I am an incoming EE freshman who completed Calculus BC one year ago and Multivariable Calculus last Fall. Right now I'm doing a self-study going over basic calculus again in one of my review books.

Here is my problem:

[tex]\int sin^3(x)cos^5(x) dx[/tex]

and I solved it, with an answer my graphing calculator showed to be non-equivalent to the book answer:

= [tex]\int sin(x)(\frac{1-cos(2x)}{2})(\frac{1+cos(2x)}{2})^2cos(x) dx[/tex]

(expanding terms) = [tex]\int sin(x)cos(x)(\frac{1+cos(2x)-cos^2(2x)-cos^3(2x)}{8}) dx[/tex]

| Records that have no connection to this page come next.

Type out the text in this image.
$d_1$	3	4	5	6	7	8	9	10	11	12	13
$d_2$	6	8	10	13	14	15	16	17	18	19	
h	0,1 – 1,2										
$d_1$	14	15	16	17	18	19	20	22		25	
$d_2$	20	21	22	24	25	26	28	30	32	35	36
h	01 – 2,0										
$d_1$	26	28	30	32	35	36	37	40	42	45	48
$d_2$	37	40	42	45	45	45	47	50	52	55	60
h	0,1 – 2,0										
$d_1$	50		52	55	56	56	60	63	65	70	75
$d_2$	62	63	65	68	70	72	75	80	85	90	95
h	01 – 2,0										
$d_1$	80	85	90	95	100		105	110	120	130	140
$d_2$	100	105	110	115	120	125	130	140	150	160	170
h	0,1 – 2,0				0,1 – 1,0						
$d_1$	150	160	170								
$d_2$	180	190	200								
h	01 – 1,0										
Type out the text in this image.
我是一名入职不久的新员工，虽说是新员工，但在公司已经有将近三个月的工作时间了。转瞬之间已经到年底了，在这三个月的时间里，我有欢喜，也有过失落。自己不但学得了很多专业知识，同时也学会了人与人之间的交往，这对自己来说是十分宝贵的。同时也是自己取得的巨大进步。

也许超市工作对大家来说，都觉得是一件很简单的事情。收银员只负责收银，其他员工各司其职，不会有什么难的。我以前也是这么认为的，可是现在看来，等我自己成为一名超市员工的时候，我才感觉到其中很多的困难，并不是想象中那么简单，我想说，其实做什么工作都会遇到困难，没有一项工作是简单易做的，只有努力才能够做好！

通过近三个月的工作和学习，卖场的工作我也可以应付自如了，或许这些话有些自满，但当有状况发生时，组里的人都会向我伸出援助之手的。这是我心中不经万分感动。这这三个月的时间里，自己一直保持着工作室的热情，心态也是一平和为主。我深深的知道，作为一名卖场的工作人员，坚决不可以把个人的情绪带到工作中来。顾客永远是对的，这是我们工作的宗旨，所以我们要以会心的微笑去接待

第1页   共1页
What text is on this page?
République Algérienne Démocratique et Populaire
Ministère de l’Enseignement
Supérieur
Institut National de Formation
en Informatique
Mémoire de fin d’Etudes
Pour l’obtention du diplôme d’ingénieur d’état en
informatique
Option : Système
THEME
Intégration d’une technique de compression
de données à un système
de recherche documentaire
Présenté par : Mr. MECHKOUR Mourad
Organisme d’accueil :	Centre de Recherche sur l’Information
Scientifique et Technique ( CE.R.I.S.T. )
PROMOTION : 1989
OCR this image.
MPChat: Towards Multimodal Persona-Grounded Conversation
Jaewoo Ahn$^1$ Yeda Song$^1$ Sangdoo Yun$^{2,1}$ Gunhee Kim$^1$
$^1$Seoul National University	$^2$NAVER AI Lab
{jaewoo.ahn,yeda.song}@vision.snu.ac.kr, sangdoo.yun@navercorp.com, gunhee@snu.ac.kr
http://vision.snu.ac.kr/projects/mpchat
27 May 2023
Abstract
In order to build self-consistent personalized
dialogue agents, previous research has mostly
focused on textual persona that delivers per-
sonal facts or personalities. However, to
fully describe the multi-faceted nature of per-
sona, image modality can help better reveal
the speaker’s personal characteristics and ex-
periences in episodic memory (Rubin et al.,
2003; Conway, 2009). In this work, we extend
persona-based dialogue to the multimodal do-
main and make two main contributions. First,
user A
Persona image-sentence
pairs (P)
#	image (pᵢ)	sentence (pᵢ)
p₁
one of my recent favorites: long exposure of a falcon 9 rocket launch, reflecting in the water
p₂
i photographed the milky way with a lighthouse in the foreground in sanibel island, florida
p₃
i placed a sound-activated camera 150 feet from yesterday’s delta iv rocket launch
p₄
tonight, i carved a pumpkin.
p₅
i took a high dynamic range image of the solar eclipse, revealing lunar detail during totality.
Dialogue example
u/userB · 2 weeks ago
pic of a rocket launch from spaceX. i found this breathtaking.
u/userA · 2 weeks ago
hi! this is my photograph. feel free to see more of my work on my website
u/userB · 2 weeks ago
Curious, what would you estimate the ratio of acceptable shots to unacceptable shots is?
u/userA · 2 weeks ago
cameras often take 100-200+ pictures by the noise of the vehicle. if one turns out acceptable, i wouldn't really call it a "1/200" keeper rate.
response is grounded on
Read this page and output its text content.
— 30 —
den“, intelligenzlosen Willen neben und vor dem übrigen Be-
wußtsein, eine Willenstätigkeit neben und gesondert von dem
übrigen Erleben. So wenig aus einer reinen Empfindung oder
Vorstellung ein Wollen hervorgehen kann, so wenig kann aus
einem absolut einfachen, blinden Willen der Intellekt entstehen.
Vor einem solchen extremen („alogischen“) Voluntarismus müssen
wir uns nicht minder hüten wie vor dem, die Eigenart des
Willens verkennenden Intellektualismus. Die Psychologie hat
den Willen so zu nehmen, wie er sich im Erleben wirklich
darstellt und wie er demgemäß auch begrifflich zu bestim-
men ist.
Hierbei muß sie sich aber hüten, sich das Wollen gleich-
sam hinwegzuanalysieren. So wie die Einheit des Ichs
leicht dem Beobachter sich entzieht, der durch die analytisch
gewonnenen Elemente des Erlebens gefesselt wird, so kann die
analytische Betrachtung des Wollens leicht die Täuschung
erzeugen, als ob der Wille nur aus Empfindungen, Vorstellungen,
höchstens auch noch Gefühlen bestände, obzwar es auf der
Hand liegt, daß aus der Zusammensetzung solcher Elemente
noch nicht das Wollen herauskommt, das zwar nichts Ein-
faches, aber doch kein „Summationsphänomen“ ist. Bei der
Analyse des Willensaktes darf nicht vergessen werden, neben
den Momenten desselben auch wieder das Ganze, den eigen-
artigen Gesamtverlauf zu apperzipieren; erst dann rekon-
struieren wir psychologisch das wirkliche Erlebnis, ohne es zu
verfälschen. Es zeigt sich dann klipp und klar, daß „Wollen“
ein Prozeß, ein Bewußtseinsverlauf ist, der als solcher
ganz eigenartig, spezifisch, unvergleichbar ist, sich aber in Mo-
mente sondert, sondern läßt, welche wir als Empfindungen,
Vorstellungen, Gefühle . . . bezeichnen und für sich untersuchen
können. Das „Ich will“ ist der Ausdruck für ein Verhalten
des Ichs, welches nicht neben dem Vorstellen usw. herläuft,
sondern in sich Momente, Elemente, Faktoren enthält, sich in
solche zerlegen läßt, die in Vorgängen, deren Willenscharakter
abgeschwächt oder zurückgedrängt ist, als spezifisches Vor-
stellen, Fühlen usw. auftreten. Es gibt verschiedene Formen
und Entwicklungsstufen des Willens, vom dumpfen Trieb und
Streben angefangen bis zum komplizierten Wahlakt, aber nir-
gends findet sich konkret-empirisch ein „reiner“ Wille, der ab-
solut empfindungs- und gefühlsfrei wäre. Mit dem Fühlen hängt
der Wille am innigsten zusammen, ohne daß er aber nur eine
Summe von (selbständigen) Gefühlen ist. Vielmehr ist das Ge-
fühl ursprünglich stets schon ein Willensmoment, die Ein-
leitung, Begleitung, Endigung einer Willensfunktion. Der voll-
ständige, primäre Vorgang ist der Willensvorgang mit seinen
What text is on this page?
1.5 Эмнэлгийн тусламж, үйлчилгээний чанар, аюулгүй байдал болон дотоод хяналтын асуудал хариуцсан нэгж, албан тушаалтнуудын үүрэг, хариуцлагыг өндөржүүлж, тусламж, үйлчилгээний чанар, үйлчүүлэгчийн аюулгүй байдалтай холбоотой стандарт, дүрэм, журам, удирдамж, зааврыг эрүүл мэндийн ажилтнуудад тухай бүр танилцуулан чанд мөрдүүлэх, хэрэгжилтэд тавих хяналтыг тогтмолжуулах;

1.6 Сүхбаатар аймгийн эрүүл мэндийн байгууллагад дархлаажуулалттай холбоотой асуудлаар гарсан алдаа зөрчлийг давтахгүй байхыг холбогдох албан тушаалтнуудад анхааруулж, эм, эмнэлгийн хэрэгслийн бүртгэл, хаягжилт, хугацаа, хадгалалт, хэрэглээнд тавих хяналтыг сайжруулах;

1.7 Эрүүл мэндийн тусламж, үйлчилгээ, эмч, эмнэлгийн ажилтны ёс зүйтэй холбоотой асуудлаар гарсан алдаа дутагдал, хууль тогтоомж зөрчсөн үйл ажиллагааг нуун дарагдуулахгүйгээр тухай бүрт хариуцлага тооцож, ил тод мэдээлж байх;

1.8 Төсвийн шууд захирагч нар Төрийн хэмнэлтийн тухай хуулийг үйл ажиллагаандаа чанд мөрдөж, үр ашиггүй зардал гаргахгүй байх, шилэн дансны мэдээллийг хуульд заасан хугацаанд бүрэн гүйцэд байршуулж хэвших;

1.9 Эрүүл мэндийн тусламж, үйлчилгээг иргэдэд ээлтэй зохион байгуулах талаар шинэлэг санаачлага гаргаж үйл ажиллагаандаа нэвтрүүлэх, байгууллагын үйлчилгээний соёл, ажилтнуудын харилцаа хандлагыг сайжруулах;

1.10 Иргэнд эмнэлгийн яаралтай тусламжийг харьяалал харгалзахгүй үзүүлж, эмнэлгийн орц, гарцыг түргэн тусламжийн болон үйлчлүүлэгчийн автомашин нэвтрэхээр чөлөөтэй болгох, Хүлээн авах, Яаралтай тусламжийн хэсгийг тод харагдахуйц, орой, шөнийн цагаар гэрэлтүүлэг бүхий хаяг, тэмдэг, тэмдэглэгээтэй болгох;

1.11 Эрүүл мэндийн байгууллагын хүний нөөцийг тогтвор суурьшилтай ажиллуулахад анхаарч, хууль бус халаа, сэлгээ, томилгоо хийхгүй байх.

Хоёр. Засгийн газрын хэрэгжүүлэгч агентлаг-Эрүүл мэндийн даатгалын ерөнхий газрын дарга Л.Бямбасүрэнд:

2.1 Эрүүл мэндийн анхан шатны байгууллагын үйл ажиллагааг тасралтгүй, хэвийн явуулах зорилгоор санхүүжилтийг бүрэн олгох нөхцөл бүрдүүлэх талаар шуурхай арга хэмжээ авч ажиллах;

using sin(2x) = 2sin(x)cos(x), I integrated:

[tex]\frac{1}{8} \int \frac{sin(2x)}{2} + \frac{sin(2x)}{2}cos(2x) - \frac{sin(2x)}{2}cos^2(2x) - \frac{sin(2x)}{2}cos^3(2x) dx [/tex]

u = 2x, du = 2dx

u = sin(2x), du = 2cos(2x)dx

u = cos(2x), du = -2sin(2x)dx

My solution = [tex](1/16)sin^2(2x) - (1/32)cos(2x) + (1/24)cos^3(2x) + (1/32)cos^4(2x) + C[/tex]

Their solution = [tex]-(1/6)cos^6(x) + (1/8)cos^8(x) + C[/tex]

Like I said I graphed the solutions on my TI89 and they are not equivalent. What is also very difficult for me to understand is that I graphed my expansion of the integral vs the original integral, showing them to be equal. I then used the integration function to graph the integrals of the original and my expansion and they were shown to be different!

If there is an easier way to do that problem I would love to see it but I would also like to understand what if anything is wrong with my approach. Thank you!